Kuruluşundan bu yana ilk kez, daha önce hiç görülmeyen bir şekilde Hamas kendini küçük düşüren bir korkaklığın alametlerini gösteriyor. Daha önce İsrail'e karşı mücadelede yenildiği zaman bile, liderleri ve önde gelen üyeleri İsrail'in suikastlarına kurban gittiğinde bile, hayat ve ölüm mücadelesi verdiği bir savaşın içinde kaldığında bile bunu yapmamıştı. Bütün bu bahsi geçen durumlarda, Hamas liderleri tehditler savurmaya devam etmiş, savaşı kazanmakla ve İsrail'e karşı oyunun kurallarını koymakla övünmüştü.

 

2008 yılının Aralık ayında, Dökme Kurşun Operasyonu sırasında, Hamas'ın Gazze'nin kontrolünü kaybetmesine ramak kala bunlar olmuştu. 2012 yılının Kasım ayındaki Savunma Sütunu harekatında ve İsrail'e karşı olan diğer bütün silahlı çatışmalarda bunlar olmuştur.

 

Bu politika çılgın gibi görünse de bir yöntemi vardı. Hamas liderleri örgütün zerre miskal korkmadığını ve asla ölümden korkmadıklarını herkese göstermek istiyorlardı. Şimdi ise Hamas'ın sözcülerinin hepsinin birden sessizliğe gömülüp yeraltına girmiş gibi görünüyorlar.  Hareketin içinde de özgüven seviyesinin nasıl düşük bir seviyeye indiğini görmek dikkat çekici.
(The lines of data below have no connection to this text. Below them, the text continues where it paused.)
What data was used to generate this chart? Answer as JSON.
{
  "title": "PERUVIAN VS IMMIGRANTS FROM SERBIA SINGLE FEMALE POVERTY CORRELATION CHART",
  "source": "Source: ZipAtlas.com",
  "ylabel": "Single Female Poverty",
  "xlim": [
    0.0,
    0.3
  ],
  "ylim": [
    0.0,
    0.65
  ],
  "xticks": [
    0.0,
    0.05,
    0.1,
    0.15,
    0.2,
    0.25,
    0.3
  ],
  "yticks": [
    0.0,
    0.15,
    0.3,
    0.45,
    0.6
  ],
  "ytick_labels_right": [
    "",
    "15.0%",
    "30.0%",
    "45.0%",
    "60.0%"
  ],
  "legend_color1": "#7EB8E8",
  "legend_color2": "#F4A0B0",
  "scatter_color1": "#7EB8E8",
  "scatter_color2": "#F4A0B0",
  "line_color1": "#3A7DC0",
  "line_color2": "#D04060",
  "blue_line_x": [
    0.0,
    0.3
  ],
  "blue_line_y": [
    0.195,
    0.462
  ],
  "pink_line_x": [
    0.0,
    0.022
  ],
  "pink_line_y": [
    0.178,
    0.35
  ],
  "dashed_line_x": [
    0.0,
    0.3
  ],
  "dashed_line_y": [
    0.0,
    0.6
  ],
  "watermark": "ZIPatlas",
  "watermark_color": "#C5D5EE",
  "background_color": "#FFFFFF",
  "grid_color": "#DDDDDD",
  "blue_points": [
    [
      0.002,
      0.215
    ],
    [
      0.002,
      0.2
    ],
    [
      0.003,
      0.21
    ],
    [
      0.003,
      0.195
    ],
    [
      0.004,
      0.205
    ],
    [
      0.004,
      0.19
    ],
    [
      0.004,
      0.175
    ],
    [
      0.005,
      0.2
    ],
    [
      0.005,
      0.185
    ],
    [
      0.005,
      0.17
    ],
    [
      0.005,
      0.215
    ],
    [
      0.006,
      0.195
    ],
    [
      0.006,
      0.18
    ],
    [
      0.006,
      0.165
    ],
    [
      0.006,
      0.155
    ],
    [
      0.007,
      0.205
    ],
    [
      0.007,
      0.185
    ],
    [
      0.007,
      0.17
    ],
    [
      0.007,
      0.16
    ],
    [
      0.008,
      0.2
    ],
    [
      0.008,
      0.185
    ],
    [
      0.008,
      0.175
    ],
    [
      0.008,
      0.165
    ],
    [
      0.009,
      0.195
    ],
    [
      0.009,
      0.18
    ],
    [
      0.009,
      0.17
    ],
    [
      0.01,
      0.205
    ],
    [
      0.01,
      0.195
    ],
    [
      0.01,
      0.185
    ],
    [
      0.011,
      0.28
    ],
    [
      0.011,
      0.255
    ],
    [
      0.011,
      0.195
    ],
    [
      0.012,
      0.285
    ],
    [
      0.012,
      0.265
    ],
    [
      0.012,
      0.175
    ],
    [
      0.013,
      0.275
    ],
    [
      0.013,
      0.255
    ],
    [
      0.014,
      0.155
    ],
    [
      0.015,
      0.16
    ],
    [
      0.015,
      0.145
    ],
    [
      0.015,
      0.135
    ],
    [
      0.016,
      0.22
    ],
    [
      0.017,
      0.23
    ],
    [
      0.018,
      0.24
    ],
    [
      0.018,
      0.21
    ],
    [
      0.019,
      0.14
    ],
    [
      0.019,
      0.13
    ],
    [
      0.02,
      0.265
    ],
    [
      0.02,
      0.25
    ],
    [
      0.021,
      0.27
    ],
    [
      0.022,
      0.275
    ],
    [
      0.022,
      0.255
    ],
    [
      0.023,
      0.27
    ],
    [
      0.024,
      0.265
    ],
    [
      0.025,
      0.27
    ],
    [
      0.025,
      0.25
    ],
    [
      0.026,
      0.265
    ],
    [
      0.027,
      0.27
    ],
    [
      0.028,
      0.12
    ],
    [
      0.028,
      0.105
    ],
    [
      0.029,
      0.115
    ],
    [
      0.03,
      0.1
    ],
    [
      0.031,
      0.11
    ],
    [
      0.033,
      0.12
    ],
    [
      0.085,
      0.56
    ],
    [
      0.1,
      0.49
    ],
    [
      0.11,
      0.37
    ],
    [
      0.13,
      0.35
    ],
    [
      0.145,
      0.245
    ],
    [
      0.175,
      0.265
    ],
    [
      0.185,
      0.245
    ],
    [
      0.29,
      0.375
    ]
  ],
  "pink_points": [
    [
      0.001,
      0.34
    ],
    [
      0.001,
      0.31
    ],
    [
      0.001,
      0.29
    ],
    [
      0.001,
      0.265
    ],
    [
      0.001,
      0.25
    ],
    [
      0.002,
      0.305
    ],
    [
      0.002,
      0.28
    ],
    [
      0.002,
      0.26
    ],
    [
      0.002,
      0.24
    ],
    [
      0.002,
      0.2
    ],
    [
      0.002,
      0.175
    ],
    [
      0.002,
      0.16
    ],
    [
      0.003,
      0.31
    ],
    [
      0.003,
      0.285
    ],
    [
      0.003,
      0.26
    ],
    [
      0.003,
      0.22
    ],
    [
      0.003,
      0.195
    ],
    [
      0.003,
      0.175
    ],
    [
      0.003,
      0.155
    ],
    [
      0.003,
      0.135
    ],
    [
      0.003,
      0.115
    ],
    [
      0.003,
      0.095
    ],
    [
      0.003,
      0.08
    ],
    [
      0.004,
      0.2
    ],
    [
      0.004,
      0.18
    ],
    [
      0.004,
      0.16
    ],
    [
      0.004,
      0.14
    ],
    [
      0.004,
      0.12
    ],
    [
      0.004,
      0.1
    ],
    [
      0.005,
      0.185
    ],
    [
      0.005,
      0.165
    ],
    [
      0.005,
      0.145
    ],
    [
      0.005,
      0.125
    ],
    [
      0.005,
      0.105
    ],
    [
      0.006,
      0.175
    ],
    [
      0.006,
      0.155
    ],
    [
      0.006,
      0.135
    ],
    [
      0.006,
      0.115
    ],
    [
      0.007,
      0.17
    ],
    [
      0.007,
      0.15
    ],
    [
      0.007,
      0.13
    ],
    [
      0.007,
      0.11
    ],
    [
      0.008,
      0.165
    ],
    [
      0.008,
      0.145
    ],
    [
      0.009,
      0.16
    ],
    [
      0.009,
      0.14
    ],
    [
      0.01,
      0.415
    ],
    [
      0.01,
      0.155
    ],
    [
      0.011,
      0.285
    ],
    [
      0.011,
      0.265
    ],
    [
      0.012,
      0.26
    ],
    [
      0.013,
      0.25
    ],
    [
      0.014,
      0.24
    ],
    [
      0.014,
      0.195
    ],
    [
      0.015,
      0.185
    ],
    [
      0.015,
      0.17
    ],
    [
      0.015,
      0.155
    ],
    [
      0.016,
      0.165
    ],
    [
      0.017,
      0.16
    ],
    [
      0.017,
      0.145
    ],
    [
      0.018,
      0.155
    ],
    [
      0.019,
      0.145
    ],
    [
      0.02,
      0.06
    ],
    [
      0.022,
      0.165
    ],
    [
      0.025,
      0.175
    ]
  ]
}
Geçen hafta boyunca Mısır'da Müslüman Kardeşler yüzlerce ölüsüne ağlarken, Mursi taraftarları kıstırılıp dövülürken, Hamas onları desteklemek için bir tane bile yürüyüş yapacak kadar bile cesaret bulamadı.

 

Bu durumu özel kılan şey ise, Hamas'ın en meşhur olan özelliğinin kalabalık eylem yapması ve her defasında el Yermük meydanını doldurmakla gurur duymasıdır. Ama işte bu sefer böyle olmadı. Gazze sokaklarını dolaştığınızda bir tane bile yas tutan grubun yürüyüşüne rast gelemezsiniz. Elbette ki, destek vermek için anlık gelişen eylemler oldu fakat bunların organizasyoncusu Hamas değildir. Aslında, Hamas herhangi birinin organizatörymüş gibi görünmemek için bütün bu yas yürüyüşlerinden uzak durmak zorunda kaldı.

 

Hamas'ı felç eden ve liderlerini şaşkına çeviren yaşadıkları şok muydu? Ya da belki onları hem söz hem de eylem açısından bu fazladan önlemleri almaya iten şey, Mısır ordusunun Genelkurmay Başkanı Abdülfettah Sisi'nin öfkesini üzerlerine çekme korkusudur. Sisi'nin Mısır'daki Müslüman Kardeşler'le işini bitirince, kendileriyle de gelip hesaplaşmasını istemiyorlar.

 

Özellikle de kazanma şanslarının olmadığını bildikleri durumda, kendi destekçilerinin önünde yıllardır sergiledikleri o özgüvene ne oldu? Bunun cevabı bence çok basit. Kurulduğundan bu yana ilk kez, Hamas kullandığı dilden bağımsız olarak gerçek gücünün ne olduğuyla yüzyüze geldi. Ve bu durum meydana çıktığı için, kafasını kaldırmamayı tercih ediyor. Belki de ilk kez bu şekilde dayanaksızca ahkam kesmenin kendi felaketlerini hazırlayabileceğini farkettiler. Evet, bir leopar bile gerçekten korktuğu zaman derisindeki beneklerin yerini değiştirecektir.

 

Yalnızca kendi canını kurtarmak için bile olsa, başını eğip gözlerini yummayı tercih etmesinden dolayı bu utancı Hamas ne kadar daha taşıyabilir? İlan etmekten dolayı gurur duyduğu “Şehadete kadar” düsturuna ne oldu? Ama bütün bunların içinde en önemli soru: Hamas üyeleri kendilerini nasıl “Müslüman Kardeşlerin Filistin kolu” olarak tanımlayıp, gerçekten kardeş olarak kalmaya devam edebilirler?